Aber der Erfolg, den diese Aufforderung hatte, war kein sehr glänzender Beweis für das Ansehen, das Isaak bei seinen Untergebenen genoß. Statt der Weisung ihres Kapitäns zu folgen und von dannen zu gehen, drängten sie sich nur noch dreister heran.
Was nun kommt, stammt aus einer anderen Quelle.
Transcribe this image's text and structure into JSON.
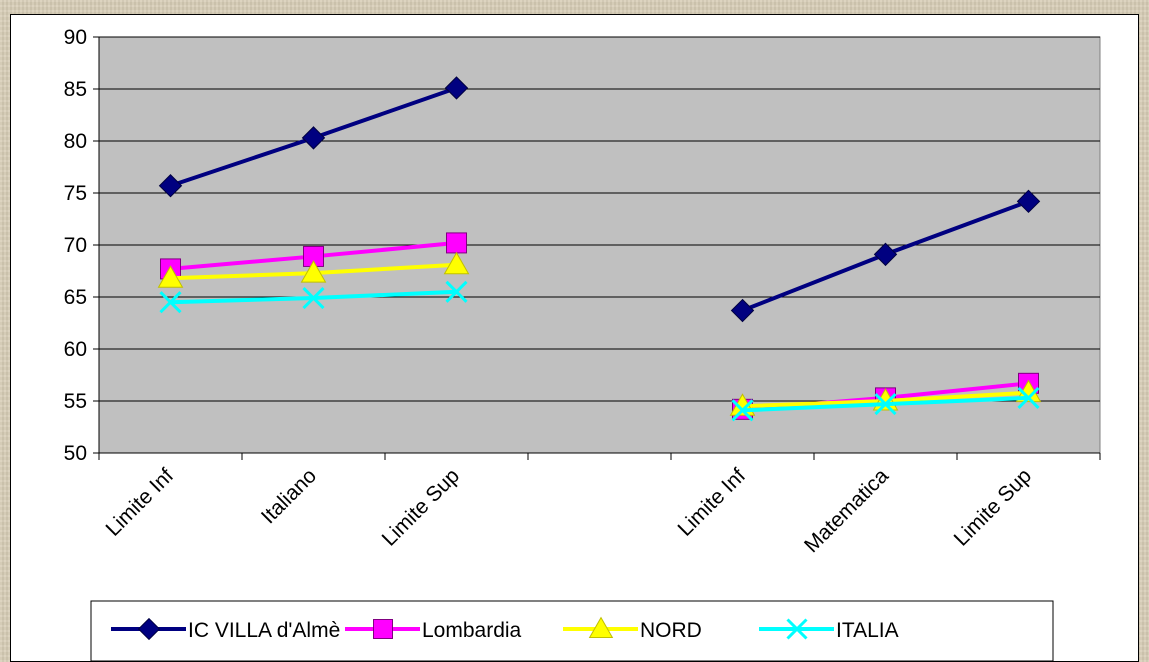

Sie belästigten Herrn Lerse mit drohenden Zurufen: »Gib Branntwein oder wir schlagen dich tot!« und beantworteten alle Drohungen Isaaks mit lautem Geschrei und höhnischem Gelächter, bis sechs baumlange Kerle, die in persönlichem Dienste des Häuptlings standen und gleichsam seine Leibwache bildeten, von dem Kapitänshause angelaufen kamen und die Menge mit ihren langen Ochsenpeitschen und drohendem Geschrei auseinander trieben.
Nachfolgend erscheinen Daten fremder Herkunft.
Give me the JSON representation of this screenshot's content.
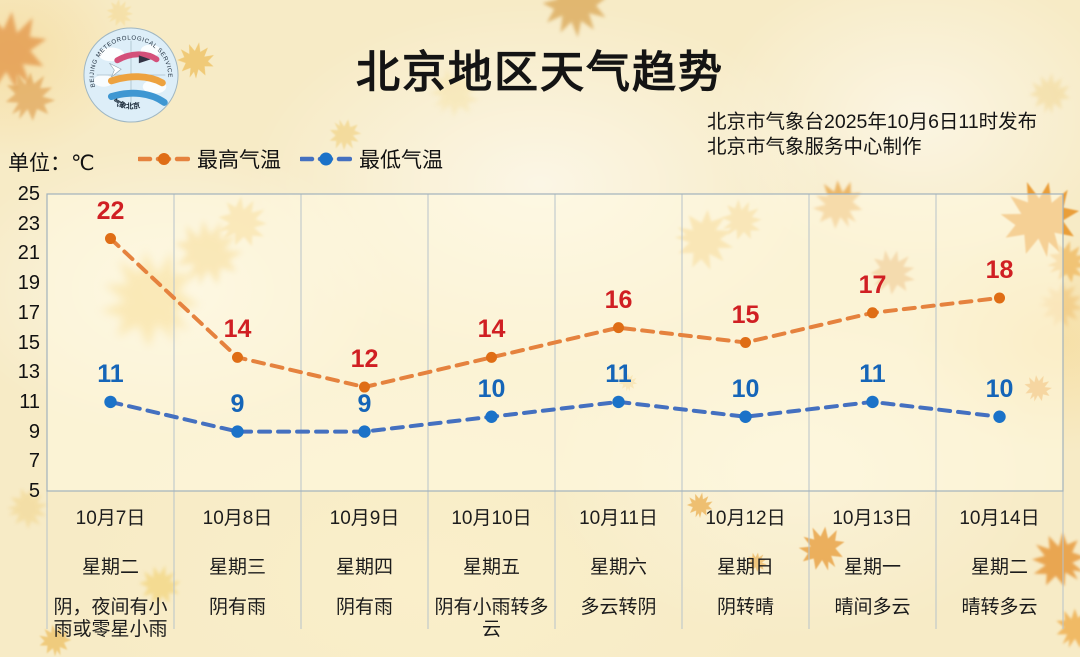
{
  "header": {
    "title": "北京地区天气趋势",
    "issued_by": "北京市气象台2025年10月6日11时发布",
    "produced_by": "北京市气象服务中心制作",
    "logo": {
      "ring_text": "BEIJING METEOROLOGICAL SERVICE",
      "bottom_text": "气象北京"
    }
  },
  "legend": {
    "unit_label": "单位：℃",
    "items": [
      {
        "label": "最高气温",
        "line_color": "#e5823e",
        "dot_color": "#df6d15"
      },
      {
        "label": "最低气温",
        "line_color": "#4470c0",
        "dot_color": "#1b72c8"
      }
    ]
  },
  "chart_data": {
    "type": "line",
    "title": "北京地区天气趋势",
    "unit": "℃",
    "x": [
      "10月7日",
      "10月8日",
      "10月9日",
      "10月10日",
      "10月11日",
      "10月12日",
      "10月13日",
      "10月14日"
    ],
    "weekdays": [
      "星期二",
      "星期三",
      "星期四",
      "星期五",
      "星期六",
      "星期日",
      "星期一",
      "星期二"
    ],
    "weather": [
      "阴，夜间有小雨或零星小雨",
      "阴有雨",
      "阴有雨",
      "阴有小雨转多云",
      "多云转阴",
      "阴转晴",
      "晴间多云",
      "晴转多云"
    ],
    "series": [
      {
        "name": "最高气温",
        "values": [
          22,
          14,
          12,
          14,
          16,
          15,
          17,
          18
        ],
        "line_color": "#e5823e",
        "dot_color": "#df6d15",
        "label_color": "#d01f23"
      },
      {
        "name": "最低气温",
        "values": [
          11,
          9,
          9,
          10,
          11,
          10,
          11,
          10
        ],
        "line_color": "#4470c0",
        "dot_color": "#1b72c8",
        "label_color": "#1565b8"
      }
    ],
    "ylim": [
      5,
      25
    ],
    "yticks": [
      25,
      23,
      21,
      19,
      17,
      15,
      13,
      11,
      9,
      7,
      5
    ],
    "grid": "vertical-only",
    "legend_position": "top-left",
    "line_style": "dashed"
  }
}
»Wollt ihr fort, ihr da! Platz für den Kapitän! Fort mit euch, ihr Gaffer!«

Gleichzeitig wurde von zwei Damara, die ebenfalls zu der zahlreichen Dienerschaft des Häuptlings gehörten, der Schaukelstuhl herbeigeschleppt, und auch für Herrn Lerse brachte man einen Stuhl, wenn auch einen weniger bequemen; denn die lehnenlose Sitzgelegenheit bestand nur aus einem zusammenklappbaren niedrigen Holzgestell, über das ein paar Lederriemen gespannt waren.
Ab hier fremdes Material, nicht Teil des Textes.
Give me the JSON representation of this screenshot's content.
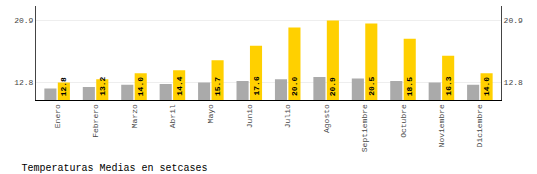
{
  "chart_data": {
    "type": "bar",
    "title": "Temperaturas Medias en setcases",
    "categories": [
      "Enero",
      "Febrero",
      "Marzo",
      "Abril",
      "Mayo",
      "Junio",
      "Julio",
      "Agosto",
      "Septiembre",
      "Octubre",
      "Noviembre",
      "Diciembre"
    ],
    "series": [
      {
        "color": "#AAAAAA",
        "values": [
          12.0,
          12.2,
          12.5,
          12.6,
          12.8,
          13.0,
          13.2,
          13.5,
          13.3,
          13.0,
          12.8,
          12.5
        ]
      },
      {
        "color": "#FFD000",
        "values": [
          12.8,
          13.2,
          14.0,
          14.4,
          15.7,
          17.6,
          20.0,
          20.9,
          20.5,
          18.5,
          16.3,
          14.0
        ],
        "data_labels": true,
        "value_labels": [
          "12.8",
          "13.2",
          "14.0",
          "14.4",
          "15.7",
          "17.6",
          "20.0",
          "20.9",
          "20.5",
          "18.5",
          "16.3",
          "14.0"
        ]
      }
    ],
    "ylim": [
      10.5,
      22.8
    ],
    "yticks": [
      12.8,
      20.9
    ],
    "y2lim": [
      10.5,
      22.8
    ],
    "y2ticks": [
      12.8,
      20.9
    ],
    "grid": true
  }
}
Beide Stühle wurden unter den größten Baum gestellt, der etwas Schatten gewährte, und während die »Leibgarde« das Volk in Schranken hielt, machte Isaak es sich wieder auf seinem Schaukelthron bequem. Dann klopfte er seine Pfeife gegen den Baum aus und gab seinem Gaste in nicht mißzuverstehender Weise zu erkennen, daß er jetzt Tabak von ihm geschenkt zu erhalten wünsche.

Dieses Verlangen war so selbstverständlich und bei einer jeden derartigen Zusammenkunft üblich, daß Herr Lerse sich darauf schon vorbereitet hatte.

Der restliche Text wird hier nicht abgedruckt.